Para Kara Alaimo, professora de relações públicas da Universidade Hofstra, as denúncias contra Argento não prejudicam o movimento, pelo contrário, são "prova de seu êxito", porque conseguiu fazer com que as vítimas se animem a denunciar seus abusadores poderosos, sejam homens ou mulheres, e porque foi um homem que fez a denúncia, superando os estigmas.

"Esperemos que isto crie um clima no qual homens e mulheres se sintam cômodos denunciando, se são vítimas de abuso sexual", disse Alaimo à AFP.

O advogado de Weinstein, Ben Brafman, criticou "a incrível hipocrisia" de Argento e afirmou que isto demonstra que as acusações contra seu cliente carecem de sustentação.

Mas para Bennett Gershman, professor de direito da Universidade Pace e ex-promotor, as denúncias contra a atriz não terão nenhum impacto no caso Weinstein, porque o produtor está sendo julgado por sua denúncia.

"Isto é claramente irrelevante em termos de evidência. (Argento) não foi testemunha de nada que o promotor estivesse investigando" e portanto não afeta o caso da promotoria contra Weinstein, opinou.

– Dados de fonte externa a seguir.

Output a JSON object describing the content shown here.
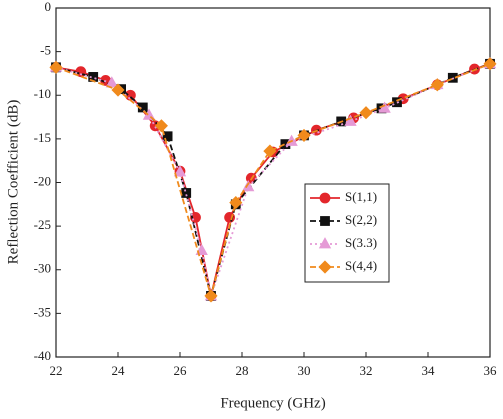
{
  "chart_data": {
    "type": "line",
    "x_label": "Frequency (GHz)",
    "y_label": "Reflection Coefficient (dB)",
    "xlim": [
      22,
      36
    ],
    "xticks": [
      22,
      24,
      26,
      28,
      30,
      32,
      34,
      36
    ],
    "ylim": [
      -40,
      0
    ],
    "yticks": [
      0,
      -5,
      -10,
      -15,
      -20,
      -25,
      -30,
      -35,
      -40
    ],
    "grid": false,
    "legend": "right",
    "series": [
      {
        "name": "S(1,1)",
        "color": "#e3262b",
        "marker": "circle",
        "dash": "solid",
        "x": [
          22,
          22.8,
          23.6,
          24.4,
          25.2,
          26.0,
          26.5,
          27.0,
          27.6,
          28.3,
          29.0,
          30.4,
          31.6,
          33.2,
          34.3,
          35.5,
          36
        ],
        "values": [
          -6.8,
          -7.3,
          -8.3,
          -10.0,
          -13.5,
          -18.7,
          -24.0,
          -33.0,
          -24.0,
          -19.5,
          -16.5,
          -14.0,
          -12.6,
          -10.4,
          -8.8,
          -7.0,
          -6.4
        ]
      },
      {
        "name": "S(2,2)",
        "color": "#111111",
        "marker": "square",
        "dash": "dashed",
        "x": [
          22,
          23.2,
          24.1,
          24.8,
          25.6,
          26.2,
          27.0,
          27.8,
          29.4,
          30.0,
          31.2,
          32.5,
          33.0,
          34.8,
          36
        ],
        "values": [
          -6.8,
          -7.9,
          -9.3,
          -11.4,
          -14.7,
          -21.2,
          -33.0,
          -22.5,
          -15.6,
          -14.6,
          -13.0,
          -11.5,
          -10.8,
          -8.0,
          -6.4
        ]
      },
      {
        "name": "S(3.3)",
        "color": "#e59ad6",
        "marker": "triangle",
        "dash": "dotted",
        "x": [
          22,
          23.8,
          25.0,
          26.0,
          26.7,
          27.0,
          28.2,
          29.6,
          31.5,
          32.6,
          34.3,
          36
        ],
        "values": [
          -6.8,
          -8.6,
          -12.3,
          -18.8,
          -27.8,
          -33.0,
          -20.5,
          -15.3,
          -13.0,
          -11.5,
          -8.8,
          -6.4
        ]
      },
      {
        "name": "S(4,4)",
        "color": "#f08a1c",
        "marker": "diamond",
        "dash": "dashed",
        "x": [
          22,
          24.0,
          25.4,
          27.0,
          27.8,
          28.9,
          30.0,
          32.0,
          34.3,
          36
        ],
        "values": [
          -6.8,
          -9.4,
          -13.5,
          -33.0,
          -22.3,
          -16.4,
          -14.6,
          -12.0,
          -8.8,
          -6.4
        ]
      }
    ]
  }
}
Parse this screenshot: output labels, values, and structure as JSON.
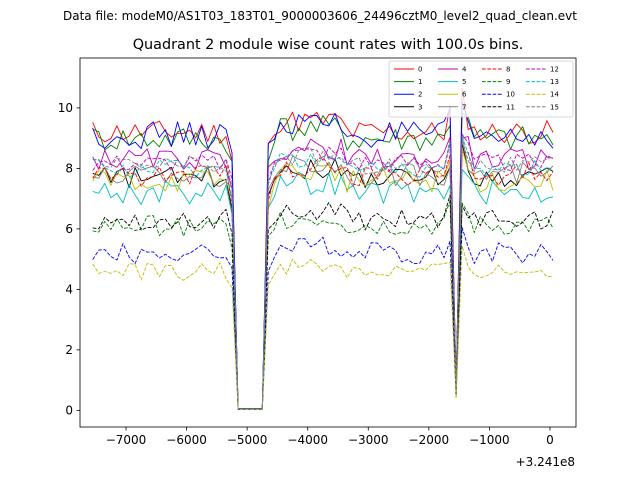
{
  "chart_data": {
    "type": "line",
    "suptitle": "Data file: modeM0/AS1T03_183T01_9000003606_24496cztM0_level2_quad_clean.evt",
    "title": "Quadrant 2 module wise count rates with 100.0s bins.",
    "xlabel": "",
    "ylabel": "",
    "x_offset_label": "+3.241e8",
    "xlim": [
      -7760,
      430
    ],
    "ylim": [
      -0.55,
      11.65
    ],
    "xticks": [
      -7000,
      -6000,
      -5000,
      -4000,
      -3000,
      -2000,
      -1000,
      0
    ],
    "xtick_labels": [
      "−7000",
      "−6000",
      "−5000",
      "−4000",
      "−3000",
      "−2000",
      "−1000",
      "0"
    ],
    "yticks": [
      0,
      2,
      4,
      6,
      8,
      10
    ],
    "ytick_labels": [
      "0",
      "2",
      "4",
      "6",
      "8",
      "10"
    ],
    "legend_location": "top-right",
    "x_segments": [
      {
        "start": -7550,
        "end": -5250,
        "step": 100
      },
      {
        "start": -5150,
        "end": -4750,
        "step": 100
      },
      {
        "start": -4650,
        "end": -1750,
        "step": 100
      },
      {
        "start": -1650,
        "end": -1550,
        "step": 100
      },
      {
        "start": -1450,
        "end": 50,
        "step": 100
      }
    ],
    "series": [
      {
        "name": "0",
        "color": "#ff0000",
        "dash": "solid",
        "base": 9.2,
        "noise": 0.4
      },
      {
        "name": "1",
        "color": "#008000",
        "dash": "solid",
        "base": 9.0,
        "noise": 0.45
      },
      {
        "name": "2",
        "color": "#0000ff",
        "dash": "solid",
        "base": 9.1,
        "noise": 0.45
      },
      {
        "name": "3",
        "color": "#000000",
        "dash": "solid",
        "base": 7.7,
        "noise": 0.35
      },
      {
        "name": "4",
        "color": "#bf00bf",
        "dash": "solid",
        "base": 8.3,
        "noise": 0.35
      },
      {
        "name": "5",
        "color": "#00bfbf",
        "dash": "solid",
        "base": 7.2,
        "noise": 0.4
      },
      {
        "name": "6",
        "color": "#bfbf00",
        "dash": "solid",
        "base": 7.6,
        "noise": 0.4
      },
      {
        "name": "7",
        "color": "#808080",
        "dash": "solid",
        "base": 7.8,
        "noise": 0.4
      },
      {
        "name": "8",
        "color": "#ff0000",
        "dash": "dashed",
        "base": 7.8,
        "noise": 0.4
      },
      {
        "name": "9",
        "color": "#008000",
        "dash": "dashed",
        "base": 6.1,
        "noise": 0.35
      },
      {
        "name": "10",
        "color": "#0000ff",
        "dash": "dashed",
        "base": 5.2,
        "noise": 0.35
      },
      {
        "name": "11",
        "color": "#000000",
        "dash": "dashed",
        "base": 6.3,
        "noise": 0.35
      },
      {
        "name": "12",
        "color": "#bf00bf",
        "dash": "dashed",
        "base": 8.2,
        "noise": 0.3
      },
      {
        "name": "13",
        "color": "#00bfbf",
        "dash": "dashed",
        "base": 8.0,
        "noise": 0.3
      },
      {
        "name": "14",
        "color": "#bfbf00",
        "dash": "dashed",
        "base": 4.6,
        "noise": 0.3
      },
      {
        "name": "15",
        "color": "#808080",
        "dash": "dashed",
        "base": 8.1,
        "noise": 0.3
      }
    ]
  }
}
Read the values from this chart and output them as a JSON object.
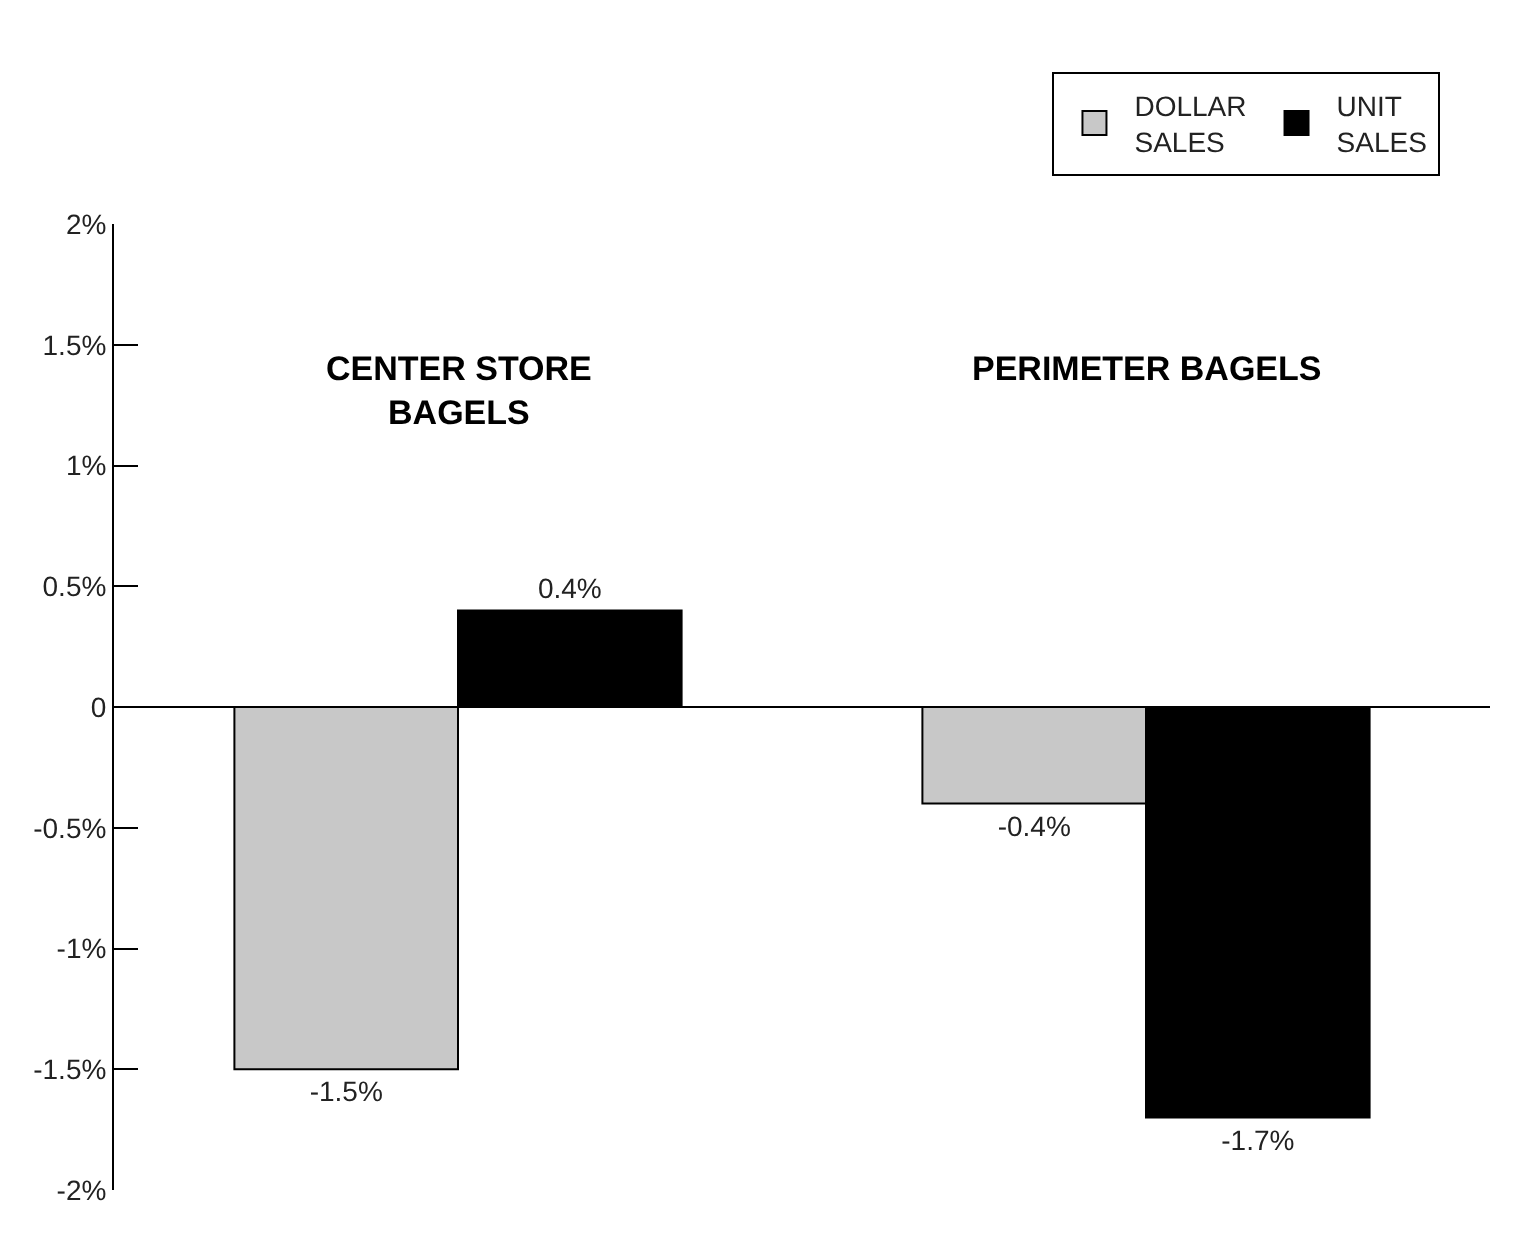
{
  "chart_data": {
    "type": "bar",
    "categories": [
      "CENTER STORE\nBAGELS",
      "PERIMETER BAGELS"
    ],
    "series": [
      {
        "name": "DOLLAR\nSALES",
        "color": "#c8c8c8",
        "values": [
          -1.5,
          -0.4
        ],
        "value_labels": [
          "-1.5%",
          "-0.4%"
        ]
      },
      {
        "name": "UNIT\nSALES",
        "color": "#000000",
        "values": [
          0.4,
          -1.7
        ],
        "value_labels": [
          "0.4%",
          "-1.7%"
        ]
      }
    ],
    "ylim": [
      -2,
      2
    ],
    "yticks": [
      {
        "value": 2,
        "label": "2%"
      },
      {
        "value": 1.5,
        "label": "1.5%"
      },
      {
        "value": 1,
        "label": "1%"
      },
      {
        "value": 0.5,
        "label": "0.5%"
      },
      0,
      {
        "value": -0.5,
        "label": "-0.5%"
      },
      {
        "value": -1,
        "label": "-1%"
      },
      {
        "value": -1.5,
        "label": "-1.5%"
      },
      {
        "value": -2,
        "label": "-2%"
      }
    ],
    "ref_lines": [
      {
        "axis": "y",
        "value": 0,
        "color": "#000000",
        "line_style": "solid"
      }
    ],
    "legend": "top right"
  }
}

Todos os abusadores devem ser medidos com a mesma vara, disse à AFP Tori Van Pelt, presidente da Organização Nacional de Mulheres dos Estados Unidos.

"O movimento #MeToo é a exposição de abusos e assédios sexuais cometidos por aqueles que estão em posição de poder, e não importa quem são essas pessoas. É um crime", concluiu.

Mas acrescentou que nada muda a denúncia de estupro de Argento por parte de Weinstein. "O que lhe aconteceu, aconteceu, e não importa o que aconteceu depois".